D'après l'art. 49 al. 1 CP, si, en raison d'un ou plusieurs actes,
l'auteur remplit les conditions de plusieurs peines de même genre, le juge
le condamne à la peine de l'infraction la plus grave et l'augmente dans
une juste proportion. Il ne peut toutefois excéder de plus de la moitié le
maximum de la peine prévue pour cette infraction.
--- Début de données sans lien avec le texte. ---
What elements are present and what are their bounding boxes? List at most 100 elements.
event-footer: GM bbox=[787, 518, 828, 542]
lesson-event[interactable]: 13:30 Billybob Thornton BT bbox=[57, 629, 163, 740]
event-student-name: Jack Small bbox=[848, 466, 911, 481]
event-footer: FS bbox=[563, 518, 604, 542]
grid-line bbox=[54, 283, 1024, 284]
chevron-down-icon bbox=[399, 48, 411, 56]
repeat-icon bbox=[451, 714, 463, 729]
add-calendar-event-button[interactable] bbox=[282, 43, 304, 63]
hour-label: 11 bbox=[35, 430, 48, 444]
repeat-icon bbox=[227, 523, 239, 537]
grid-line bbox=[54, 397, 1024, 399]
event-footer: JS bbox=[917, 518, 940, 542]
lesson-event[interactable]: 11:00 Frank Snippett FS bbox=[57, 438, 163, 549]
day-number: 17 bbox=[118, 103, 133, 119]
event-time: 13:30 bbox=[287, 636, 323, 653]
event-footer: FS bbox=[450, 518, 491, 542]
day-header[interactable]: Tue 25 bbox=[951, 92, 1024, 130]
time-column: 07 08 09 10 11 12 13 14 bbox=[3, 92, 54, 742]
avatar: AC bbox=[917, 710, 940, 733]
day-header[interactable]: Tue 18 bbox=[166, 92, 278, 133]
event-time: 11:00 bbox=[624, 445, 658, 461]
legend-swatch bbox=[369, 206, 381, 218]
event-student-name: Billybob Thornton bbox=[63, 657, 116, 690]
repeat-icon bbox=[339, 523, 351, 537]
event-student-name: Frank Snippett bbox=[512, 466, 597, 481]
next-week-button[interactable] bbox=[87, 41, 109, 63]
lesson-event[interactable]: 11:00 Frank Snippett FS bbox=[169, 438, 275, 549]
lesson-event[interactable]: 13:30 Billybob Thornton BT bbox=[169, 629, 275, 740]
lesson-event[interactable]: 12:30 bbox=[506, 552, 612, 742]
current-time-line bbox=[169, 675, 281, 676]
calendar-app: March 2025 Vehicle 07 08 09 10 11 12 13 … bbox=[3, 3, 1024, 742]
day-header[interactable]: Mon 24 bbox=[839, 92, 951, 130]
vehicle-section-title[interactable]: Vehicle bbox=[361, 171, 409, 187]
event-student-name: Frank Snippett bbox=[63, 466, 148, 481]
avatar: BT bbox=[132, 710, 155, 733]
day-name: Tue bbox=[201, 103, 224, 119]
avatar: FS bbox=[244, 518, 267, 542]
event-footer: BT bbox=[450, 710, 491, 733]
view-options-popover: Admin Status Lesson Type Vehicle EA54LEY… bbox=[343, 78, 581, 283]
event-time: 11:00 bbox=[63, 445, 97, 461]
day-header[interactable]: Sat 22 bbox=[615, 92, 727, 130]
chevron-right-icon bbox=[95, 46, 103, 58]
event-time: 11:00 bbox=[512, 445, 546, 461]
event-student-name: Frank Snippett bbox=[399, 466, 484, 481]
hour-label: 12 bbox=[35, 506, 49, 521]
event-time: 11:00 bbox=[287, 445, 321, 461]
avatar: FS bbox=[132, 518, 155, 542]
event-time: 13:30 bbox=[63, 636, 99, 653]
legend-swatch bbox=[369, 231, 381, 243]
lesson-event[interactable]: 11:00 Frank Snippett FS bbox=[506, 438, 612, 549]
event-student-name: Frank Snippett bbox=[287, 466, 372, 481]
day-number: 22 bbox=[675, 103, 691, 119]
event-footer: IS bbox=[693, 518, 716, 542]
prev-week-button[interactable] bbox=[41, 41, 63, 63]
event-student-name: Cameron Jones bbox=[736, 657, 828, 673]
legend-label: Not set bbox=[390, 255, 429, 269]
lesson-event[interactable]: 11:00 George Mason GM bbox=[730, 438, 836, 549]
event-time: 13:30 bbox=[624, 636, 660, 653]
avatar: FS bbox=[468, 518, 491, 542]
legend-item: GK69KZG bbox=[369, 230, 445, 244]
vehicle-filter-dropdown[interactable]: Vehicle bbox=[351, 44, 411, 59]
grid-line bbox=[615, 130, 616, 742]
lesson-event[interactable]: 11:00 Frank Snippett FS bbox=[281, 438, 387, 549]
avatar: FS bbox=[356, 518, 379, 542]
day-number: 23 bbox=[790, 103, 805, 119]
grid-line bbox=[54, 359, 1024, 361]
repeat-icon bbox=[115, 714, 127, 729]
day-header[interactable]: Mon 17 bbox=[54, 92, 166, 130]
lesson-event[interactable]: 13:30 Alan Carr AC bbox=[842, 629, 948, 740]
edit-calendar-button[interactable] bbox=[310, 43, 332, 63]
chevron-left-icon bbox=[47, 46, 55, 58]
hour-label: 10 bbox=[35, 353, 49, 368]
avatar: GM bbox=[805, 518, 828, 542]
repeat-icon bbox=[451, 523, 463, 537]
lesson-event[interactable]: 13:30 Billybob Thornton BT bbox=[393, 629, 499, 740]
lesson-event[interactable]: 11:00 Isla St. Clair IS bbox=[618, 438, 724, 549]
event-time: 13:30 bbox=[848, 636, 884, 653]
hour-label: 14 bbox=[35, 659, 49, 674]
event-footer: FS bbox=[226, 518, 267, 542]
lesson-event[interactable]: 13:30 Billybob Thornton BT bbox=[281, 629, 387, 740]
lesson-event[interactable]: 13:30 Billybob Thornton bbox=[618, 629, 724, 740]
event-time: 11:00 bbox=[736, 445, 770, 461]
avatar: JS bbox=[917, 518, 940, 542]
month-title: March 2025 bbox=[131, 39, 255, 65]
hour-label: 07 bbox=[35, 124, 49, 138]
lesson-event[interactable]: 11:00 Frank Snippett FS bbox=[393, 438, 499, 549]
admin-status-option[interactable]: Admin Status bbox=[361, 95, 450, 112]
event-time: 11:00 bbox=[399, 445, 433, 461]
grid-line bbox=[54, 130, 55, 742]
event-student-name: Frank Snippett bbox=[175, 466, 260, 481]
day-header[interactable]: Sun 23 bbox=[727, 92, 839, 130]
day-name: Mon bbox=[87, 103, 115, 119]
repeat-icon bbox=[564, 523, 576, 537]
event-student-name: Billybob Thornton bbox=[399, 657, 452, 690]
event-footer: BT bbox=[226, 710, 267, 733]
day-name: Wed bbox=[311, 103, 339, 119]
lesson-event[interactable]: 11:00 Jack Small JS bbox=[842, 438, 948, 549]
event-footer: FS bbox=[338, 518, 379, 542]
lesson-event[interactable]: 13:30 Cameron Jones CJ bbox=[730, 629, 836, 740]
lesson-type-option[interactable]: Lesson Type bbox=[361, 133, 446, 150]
Il est en outre lié par le
maximum légal de chaque genre de peine.
3.2.2En l'espèce, P.________ a été reconnu coupable de vol en bande
et par métier, d'utilisation frauduleuse d'un ordinateur par métiers et de
contravention à la LStup (loi fédérale du 3 octobre 1951 sur les stupéfiants
et les substances psychotropes; RS 812.121), qualifications juridiques qui
ne sont pas remises en cause.
A charge, on relèvera que les infractions, qui sont en concours,
sont objectivement graves. Les circonstances aggravantes du métier (art.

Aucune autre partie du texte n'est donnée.